Aufgrund der von der Beklagtenvertreterin vorgelegten Sterbeurkunde und einer Einsicht in das VJ-Register steht fest, dass der Beklagte am ***** 2017 verstorben ist (AZ 23 A 545/17s des Bezirksgerichts Wiener Neustadt). Die Bezeichnung der beklagten Partei war daher entsprechend zu berichtigen (§ 235 Abs 5 ZPO). Für den bekanntgebenden Schriftsatz der beklagten Partei gebühren dieser keine Kosten, weil ihr in der Hauptsache kein Kostenersatz zusteht und auch kein Zwischenstreit vorlag.
Zur Revision der beklagten Partei:
1. Die Ausführung der beklagten Partei, einem vorbeugenden Unterlassungsanspruch liege keine (schlüssige) Prozessbehauptung der klagenden Partei zugrunde, begründet nicht die Zulässigkeit der Revision.
1.1 Ob im Hinblick auf den Inhalt der Prozessbehauptungen eine bestimmte Tatsache als vorgebracht anzusehen ist, ist eine Frage des Einzelfalls, der zur Wahrung der Rechtseinheit, Rechtssicherheit oder Rechtsentwicklung keine erhebliche Bedeutung zukommt (RIS-Justiz RS0042828). Das gilt auch für die Frage, ob ein Vorbringen ausreicht, um die Schlüssigkeit zu bejahen (RIS-Justiz RS0116144; RS0037780).
1.2 Die der Berufungsentscheidung zugrundeliegende Rechtsansicht, die klagende Partei habe die Gefahr zukünftiger Rechtsverletzungen schlüssig behauptet, bedarf im Hinblick auf das entsprechende Vorbringen, dass „nicht nur Wiederholungsgefahr, sondern zudem auch konkrete Tatbegehungsgefahr bestehe“, wobei die klagende Partei die Gefahr künftiger Rechtsverletzungen beispielsweise im festgestellten E-Mail-Verkehr sah, keiner Korrektur durch gegenteilige Sachentscheidung.
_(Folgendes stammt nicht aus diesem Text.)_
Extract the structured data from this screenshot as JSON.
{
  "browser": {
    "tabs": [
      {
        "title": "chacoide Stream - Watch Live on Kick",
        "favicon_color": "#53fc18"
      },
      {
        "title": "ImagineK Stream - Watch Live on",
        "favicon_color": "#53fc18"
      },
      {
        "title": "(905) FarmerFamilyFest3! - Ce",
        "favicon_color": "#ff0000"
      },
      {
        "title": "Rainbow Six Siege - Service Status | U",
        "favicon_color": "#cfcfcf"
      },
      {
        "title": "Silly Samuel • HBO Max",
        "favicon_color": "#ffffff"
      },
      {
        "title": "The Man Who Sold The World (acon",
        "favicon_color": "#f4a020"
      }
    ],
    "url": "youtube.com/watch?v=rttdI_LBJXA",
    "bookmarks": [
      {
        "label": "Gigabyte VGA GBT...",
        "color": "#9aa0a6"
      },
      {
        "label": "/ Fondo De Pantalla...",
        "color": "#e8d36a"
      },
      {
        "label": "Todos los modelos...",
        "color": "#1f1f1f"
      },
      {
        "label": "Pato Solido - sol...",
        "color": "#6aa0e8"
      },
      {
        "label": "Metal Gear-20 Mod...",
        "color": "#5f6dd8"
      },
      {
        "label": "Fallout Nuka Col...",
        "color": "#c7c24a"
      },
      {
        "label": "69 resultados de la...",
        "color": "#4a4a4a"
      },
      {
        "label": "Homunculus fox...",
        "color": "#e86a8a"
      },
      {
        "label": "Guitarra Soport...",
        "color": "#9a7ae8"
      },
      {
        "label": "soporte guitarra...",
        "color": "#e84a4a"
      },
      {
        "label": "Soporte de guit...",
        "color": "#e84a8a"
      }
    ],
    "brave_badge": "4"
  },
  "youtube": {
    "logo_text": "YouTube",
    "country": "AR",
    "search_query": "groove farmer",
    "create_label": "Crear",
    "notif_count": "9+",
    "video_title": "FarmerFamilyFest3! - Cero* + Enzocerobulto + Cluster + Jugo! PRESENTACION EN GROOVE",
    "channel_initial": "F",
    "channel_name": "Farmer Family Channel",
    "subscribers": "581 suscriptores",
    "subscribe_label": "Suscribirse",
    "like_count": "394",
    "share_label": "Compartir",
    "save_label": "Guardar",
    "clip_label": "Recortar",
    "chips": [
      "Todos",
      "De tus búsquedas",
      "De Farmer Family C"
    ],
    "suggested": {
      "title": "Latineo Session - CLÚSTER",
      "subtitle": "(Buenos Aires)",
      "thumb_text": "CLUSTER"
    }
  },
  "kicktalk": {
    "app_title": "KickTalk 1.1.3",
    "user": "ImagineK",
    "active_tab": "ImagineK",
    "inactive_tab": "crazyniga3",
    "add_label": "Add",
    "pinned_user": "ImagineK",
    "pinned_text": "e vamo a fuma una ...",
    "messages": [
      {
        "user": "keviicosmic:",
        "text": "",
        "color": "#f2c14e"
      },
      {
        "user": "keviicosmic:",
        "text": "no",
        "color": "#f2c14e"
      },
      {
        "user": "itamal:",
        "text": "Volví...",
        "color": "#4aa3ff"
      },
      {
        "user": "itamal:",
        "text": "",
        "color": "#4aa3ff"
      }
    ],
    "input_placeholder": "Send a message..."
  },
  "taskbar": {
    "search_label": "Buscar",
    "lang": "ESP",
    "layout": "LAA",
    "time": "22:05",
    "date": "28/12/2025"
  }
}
2. Nach der Rechtsprechung liegt ein Verstoß gegen § 26 MedienG auch dann vor, wenn eine Verknüpfung im Sinne eines entgeltlichen Gesamtauftrags zwischen einem nicht gekennzeichneten Beitrag und der Gegenleistung für ein Werbeinserat besteht (3 Ob 2196/96h; 4 Ob 219/00k), wenn also ein „innerer Zweckzusammenhang“ zwischen einem redaktionell gestalteten Beitrag und dem Kundeninserat vorliegt (4 Ob 60/92), während unentgeltliche Werbung in einem redaktionellen Beitrag sonst nicht unter § 26 MedienG fällt (vgl 4 Ob 60/16a, Gefälligkeitsberichterstattung).
2.1 Die angefochtene Entscheidung hält sich im Rahmen der aufgezeigten Rechtsprechung, wenn sie aufgrund der festgestellten Verknüpfung zwischen einem PR-Artikel und der Schaltung von Inseraten, die der Inserent vom Erscheinen des PR-Artikels abhängig gemacht hatte, vom Vorliegen eines entgeltlichen Gesamtauftrags ausgegangen ist.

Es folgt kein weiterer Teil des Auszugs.